Is winter interest interesting?

by AnneWareham on February 4, 2015

Post image for Is winter interest interesting?

The term ‘interest’ in relation to gardens has irritated me for years. Partly because the use of the word seems totally wrong and I’ve found it hard to say why. I think it’s actually because interest (apart from when applied to money) implies thinking, or curiosity – an active reaching out to know more. Which really has little to do with how it is commonly used in relation to the garden, when it usually becomes a noun which refers to something attractive or good to look at.

Beige is beautiful

Beige is beautiful

And anyway, it is one of the clichés we resort to in garden descriptions, along with ‘lovely’ and no doubt many more tiresome words and expressions which you needn’t trouble to remind me of.

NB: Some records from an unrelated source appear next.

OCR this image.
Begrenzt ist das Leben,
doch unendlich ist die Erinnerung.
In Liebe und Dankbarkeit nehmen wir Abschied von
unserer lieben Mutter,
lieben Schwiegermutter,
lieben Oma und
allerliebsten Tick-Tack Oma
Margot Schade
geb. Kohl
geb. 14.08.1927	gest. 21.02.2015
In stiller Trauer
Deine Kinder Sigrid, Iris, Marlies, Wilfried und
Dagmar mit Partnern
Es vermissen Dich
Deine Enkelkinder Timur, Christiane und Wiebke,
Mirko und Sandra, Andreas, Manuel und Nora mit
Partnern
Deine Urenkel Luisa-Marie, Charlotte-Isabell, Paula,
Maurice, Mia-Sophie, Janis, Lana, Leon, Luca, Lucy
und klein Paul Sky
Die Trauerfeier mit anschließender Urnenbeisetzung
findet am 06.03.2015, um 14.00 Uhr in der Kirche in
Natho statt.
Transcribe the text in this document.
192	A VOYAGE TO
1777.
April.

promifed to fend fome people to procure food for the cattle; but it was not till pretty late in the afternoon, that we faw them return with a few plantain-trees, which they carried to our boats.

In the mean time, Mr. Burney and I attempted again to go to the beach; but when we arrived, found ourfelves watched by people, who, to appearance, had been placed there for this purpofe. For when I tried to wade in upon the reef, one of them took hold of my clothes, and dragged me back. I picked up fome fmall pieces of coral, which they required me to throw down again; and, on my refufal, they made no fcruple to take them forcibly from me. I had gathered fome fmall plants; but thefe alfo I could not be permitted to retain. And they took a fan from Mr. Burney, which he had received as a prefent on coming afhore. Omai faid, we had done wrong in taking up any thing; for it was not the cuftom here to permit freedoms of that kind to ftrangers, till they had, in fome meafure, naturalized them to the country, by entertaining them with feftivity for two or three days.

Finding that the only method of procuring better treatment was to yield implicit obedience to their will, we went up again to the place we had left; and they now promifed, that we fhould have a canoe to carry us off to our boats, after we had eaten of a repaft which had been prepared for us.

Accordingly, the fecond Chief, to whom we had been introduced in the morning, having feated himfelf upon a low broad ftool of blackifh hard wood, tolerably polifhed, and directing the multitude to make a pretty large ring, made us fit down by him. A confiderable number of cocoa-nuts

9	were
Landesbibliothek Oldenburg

When the term winter interest pops up it usually seems to mean a tiresome massing of the coloured stems of cornus such as ‘Midwinter Fire’, rubus with white stems and salix. All of these might be useful in the winter garden but it’s worth asking how.

Coloured salix  at Veddw, Copyright Anne Wareham

Coloured salix

Coloured cornus  at Veddw, Copyright Anne Wareham

Sorry – not as lurid as the most lurid ones..a cornus.

There seems to be a tendency to group them with other items of (ahem) ‘interest’. And I suppose that in a large garden, especially one which needs to open and make money all year round, there is some point in being able to advertise a winter garden, and one with as much mind boggling colour as possible will bring the visitors in. Especially if you add lots of snowdrops and colourful bulbs. But is this what we want in our gardens? I’ll rephrase that – is it what I want in my garden?

Sun on view of  Veddw, Copyright Anne Wareham

Beautiful?

I’ve realised it isn’t, (apart from the bulbs and I can wait for those) and not just because I’m not trying to attract winter visitors. For me, it’s a bit like woodland filled with colourful flowering plants – I don’t like the incongruity. I love British woodland in all its subtle diversity, at all times of year. And I have a tendency to take admiring pictures of ours – admiring the tree trunks, the play of light, the remnants of previous use and history. And the television…

Television in the Woods at  Veddw, Copyright Anne Wareham

Television in the woods..

Similarly, in the garden I enjoy the winter and various winter pleasures. Oh, especially the rare hoar frost on the hedges,

Frost on hedges at Veddw, copyright Charles Hawes

Frost! Better than snow, which tends to look lumpy

but also the sunlight on bare trees,

Winter view from Veddw Copyright Anne Wareham

Sunlight on trees

Reflections January 2014 Veddw copyright Anne Wareham

especially reflected sunlight…

and the particular wintery colours. My eyes were opened to the joys of the colours in our landscape by Kaffe Fasset  when I used to knit. He’s known for dramatic colour but he used and loves the subtle colours of the British landscape in winter. So I began to see them and love them too.

Kaffe Fasset inspired knitting Veddw, Copyright Anne Wareham,

A poor (but my own) attempt to adopt Kaffe Fasset subtlety

We perhaps think of our landscape as dull and winter as grey – but when you begin to really look the variety and beauty of the colour – especially, it has to be admitted, when the sun shines – is amazing.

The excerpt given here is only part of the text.